Power of court to make correction in judgment

 In 'Drew v. Wills; Ex Party Martin', (1891) 1 QB 450 (A), it was stated by Lord Esher M. H.-
"No Court has such a power of setting aside an order which has been properly made, unless it is given by Statute."
The same view was expressed in 'Hession v. Jones', 1914-2 KB 421 (B), 'Charles Bright & Co., Ltd. v. Seller', 1904-1 KB 6 (C), 'Baij Nath Ram Goenka v. Nand Kumar', ILR 40 Cal 552 (PC) (D), 'Nanak Chand Shadi Ram v. Mahabir', AIR 1935 All 403 (E).
15. This rule is based on the principle of finality of litigation--'Flower v. Lloyd', (1879) 10 Ch D 327 (333) (F).
16. But the rule is subject to certain qualifications.
1. Until a judgment or order has been delivered and signed there is inherent in every Court the power to vary its own orders so as to carry out what was intended and to render the language free from doubt, or even to withdraw the order so that the decision may be recognised--Halsbury's Laws of England (Hailsham Edition) Vol. 19, p. 261; 'Lawrie v. Lees', (1881) 7 AC 19 (35) (G).

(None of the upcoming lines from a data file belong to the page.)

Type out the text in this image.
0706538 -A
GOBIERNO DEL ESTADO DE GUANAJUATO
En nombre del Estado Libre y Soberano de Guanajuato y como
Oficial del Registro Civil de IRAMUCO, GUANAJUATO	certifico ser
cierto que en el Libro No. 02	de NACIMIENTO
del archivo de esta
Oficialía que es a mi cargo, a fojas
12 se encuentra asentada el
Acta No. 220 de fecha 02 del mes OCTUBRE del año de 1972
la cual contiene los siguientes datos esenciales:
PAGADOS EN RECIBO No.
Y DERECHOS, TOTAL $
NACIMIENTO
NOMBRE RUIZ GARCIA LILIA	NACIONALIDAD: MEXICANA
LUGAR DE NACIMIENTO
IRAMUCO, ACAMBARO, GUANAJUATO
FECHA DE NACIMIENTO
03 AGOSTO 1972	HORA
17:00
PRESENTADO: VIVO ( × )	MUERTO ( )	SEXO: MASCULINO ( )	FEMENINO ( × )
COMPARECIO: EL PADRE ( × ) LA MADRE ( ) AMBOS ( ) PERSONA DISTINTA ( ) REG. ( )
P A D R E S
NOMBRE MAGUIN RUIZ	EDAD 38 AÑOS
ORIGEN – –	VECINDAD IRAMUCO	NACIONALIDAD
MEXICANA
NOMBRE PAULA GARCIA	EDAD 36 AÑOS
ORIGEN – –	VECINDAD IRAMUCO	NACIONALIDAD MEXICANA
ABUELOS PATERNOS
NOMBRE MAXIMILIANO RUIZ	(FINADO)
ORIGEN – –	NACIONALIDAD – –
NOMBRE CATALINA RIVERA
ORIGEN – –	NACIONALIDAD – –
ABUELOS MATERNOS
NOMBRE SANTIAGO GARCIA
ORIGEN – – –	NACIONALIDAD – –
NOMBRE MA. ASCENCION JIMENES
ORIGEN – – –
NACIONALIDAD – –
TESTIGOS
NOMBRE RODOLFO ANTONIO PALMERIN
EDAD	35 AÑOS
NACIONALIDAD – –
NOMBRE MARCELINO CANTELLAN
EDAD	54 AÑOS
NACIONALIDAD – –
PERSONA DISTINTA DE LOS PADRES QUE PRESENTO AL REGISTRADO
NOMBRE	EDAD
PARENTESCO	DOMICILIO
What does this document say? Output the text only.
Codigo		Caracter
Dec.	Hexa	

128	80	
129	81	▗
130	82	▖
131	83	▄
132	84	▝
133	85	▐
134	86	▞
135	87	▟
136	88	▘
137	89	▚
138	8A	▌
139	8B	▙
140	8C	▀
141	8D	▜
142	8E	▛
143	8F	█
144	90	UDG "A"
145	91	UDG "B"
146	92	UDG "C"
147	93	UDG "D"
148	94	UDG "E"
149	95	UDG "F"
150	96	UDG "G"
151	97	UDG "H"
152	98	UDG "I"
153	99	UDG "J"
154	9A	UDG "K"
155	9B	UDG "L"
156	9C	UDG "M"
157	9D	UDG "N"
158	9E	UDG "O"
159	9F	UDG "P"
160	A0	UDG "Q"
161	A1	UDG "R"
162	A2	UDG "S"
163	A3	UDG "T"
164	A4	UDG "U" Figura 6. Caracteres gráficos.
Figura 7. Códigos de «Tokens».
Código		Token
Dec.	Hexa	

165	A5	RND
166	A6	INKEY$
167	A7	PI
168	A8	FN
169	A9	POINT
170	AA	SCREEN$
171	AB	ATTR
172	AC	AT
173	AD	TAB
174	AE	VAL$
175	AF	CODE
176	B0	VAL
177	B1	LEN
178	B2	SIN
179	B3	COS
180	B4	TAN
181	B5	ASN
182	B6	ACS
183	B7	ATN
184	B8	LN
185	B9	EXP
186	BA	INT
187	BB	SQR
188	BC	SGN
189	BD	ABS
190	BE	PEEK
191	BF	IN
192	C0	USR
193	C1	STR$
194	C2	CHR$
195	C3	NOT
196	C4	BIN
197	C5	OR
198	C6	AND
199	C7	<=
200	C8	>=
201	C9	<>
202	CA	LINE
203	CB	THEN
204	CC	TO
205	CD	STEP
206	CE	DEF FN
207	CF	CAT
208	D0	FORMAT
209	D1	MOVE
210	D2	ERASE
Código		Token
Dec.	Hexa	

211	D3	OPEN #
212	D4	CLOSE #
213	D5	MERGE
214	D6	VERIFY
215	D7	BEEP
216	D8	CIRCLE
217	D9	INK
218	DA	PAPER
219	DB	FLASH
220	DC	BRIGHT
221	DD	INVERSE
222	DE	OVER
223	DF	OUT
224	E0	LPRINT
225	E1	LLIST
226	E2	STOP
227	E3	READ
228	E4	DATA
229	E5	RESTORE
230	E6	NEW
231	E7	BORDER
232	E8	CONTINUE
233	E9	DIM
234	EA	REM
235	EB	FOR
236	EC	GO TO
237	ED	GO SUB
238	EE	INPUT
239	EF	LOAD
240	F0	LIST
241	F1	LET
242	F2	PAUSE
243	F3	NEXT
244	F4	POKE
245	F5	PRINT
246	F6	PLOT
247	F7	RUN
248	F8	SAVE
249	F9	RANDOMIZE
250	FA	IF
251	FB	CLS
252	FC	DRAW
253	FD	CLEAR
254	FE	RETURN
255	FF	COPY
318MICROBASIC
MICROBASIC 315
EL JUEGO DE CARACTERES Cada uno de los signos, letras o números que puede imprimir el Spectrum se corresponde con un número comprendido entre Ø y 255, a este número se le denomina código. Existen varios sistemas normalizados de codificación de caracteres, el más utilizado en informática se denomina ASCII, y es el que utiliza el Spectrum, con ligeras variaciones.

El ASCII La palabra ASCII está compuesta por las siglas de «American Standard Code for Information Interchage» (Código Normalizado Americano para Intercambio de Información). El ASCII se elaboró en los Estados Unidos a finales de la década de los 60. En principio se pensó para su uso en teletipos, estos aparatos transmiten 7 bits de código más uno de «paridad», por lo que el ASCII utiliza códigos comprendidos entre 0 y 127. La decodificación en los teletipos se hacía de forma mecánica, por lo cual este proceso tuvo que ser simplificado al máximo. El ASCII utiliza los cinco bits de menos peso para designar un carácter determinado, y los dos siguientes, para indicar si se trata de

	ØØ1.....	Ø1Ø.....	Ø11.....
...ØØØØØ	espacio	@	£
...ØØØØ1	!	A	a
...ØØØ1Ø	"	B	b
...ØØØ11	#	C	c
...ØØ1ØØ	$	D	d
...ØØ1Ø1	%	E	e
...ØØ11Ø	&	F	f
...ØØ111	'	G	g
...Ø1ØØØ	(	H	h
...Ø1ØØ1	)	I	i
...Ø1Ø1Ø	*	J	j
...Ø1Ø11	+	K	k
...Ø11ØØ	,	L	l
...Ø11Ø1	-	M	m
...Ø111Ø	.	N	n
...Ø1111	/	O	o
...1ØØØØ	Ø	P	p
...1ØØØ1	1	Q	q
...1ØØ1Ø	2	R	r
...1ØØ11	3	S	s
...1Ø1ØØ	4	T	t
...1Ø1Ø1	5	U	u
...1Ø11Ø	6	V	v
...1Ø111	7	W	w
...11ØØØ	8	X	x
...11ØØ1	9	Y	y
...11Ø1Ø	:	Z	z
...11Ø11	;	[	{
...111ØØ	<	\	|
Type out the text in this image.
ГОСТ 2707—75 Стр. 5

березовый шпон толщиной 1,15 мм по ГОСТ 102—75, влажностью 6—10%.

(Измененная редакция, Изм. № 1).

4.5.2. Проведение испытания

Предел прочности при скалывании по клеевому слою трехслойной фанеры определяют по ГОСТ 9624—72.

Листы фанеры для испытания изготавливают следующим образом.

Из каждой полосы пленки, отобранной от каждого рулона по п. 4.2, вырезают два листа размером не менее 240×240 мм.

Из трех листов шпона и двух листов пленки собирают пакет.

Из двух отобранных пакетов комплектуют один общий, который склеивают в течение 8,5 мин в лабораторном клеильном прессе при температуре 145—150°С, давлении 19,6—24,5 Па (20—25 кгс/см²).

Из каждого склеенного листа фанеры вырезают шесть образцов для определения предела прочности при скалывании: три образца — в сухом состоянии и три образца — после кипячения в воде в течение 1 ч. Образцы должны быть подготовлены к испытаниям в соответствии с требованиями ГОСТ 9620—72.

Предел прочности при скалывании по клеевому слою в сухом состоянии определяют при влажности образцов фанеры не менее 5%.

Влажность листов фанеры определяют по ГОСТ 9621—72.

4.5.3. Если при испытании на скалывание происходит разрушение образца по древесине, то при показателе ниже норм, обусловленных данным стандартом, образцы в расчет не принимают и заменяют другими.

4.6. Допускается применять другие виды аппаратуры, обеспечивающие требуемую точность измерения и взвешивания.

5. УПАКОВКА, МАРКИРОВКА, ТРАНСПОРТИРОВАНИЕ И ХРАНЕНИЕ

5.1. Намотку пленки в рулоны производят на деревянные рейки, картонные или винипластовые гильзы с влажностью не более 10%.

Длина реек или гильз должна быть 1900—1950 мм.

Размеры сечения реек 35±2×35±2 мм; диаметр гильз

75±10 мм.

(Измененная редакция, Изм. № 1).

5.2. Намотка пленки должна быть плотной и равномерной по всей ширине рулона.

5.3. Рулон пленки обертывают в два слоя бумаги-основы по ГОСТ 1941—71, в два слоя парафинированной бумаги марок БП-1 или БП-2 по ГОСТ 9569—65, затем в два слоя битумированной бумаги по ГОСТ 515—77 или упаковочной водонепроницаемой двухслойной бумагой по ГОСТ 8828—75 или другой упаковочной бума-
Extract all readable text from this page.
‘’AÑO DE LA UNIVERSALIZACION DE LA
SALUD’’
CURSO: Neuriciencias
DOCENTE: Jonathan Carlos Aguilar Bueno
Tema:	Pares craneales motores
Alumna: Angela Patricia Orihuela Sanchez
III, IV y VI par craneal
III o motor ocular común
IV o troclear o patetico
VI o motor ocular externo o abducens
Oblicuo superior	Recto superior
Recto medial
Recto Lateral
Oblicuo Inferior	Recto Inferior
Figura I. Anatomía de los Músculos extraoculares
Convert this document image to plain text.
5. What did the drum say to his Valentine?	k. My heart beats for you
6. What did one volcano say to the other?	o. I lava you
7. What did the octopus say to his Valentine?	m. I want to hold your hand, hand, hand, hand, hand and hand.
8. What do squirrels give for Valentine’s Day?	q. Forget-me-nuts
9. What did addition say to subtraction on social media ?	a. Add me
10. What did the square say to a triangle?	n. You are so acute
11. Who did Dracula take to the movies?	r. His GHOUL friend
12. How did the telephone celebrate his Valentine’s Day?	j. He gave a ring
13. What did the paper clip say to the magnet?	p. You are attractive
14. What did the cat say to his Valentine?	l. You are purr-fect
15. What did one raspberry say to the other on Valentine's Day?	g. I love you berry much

2. After the judgment or order has been entered or drawn up or signed, there is power both under Section 152, Civil P. C., and inherent in the Judge who gave or made the judgment or order to correct any clerical mistake or error arising from any accidental slip or omission so as to do substantial justice and give effect to his meaning and intention (1881) 7 AC 19 (G).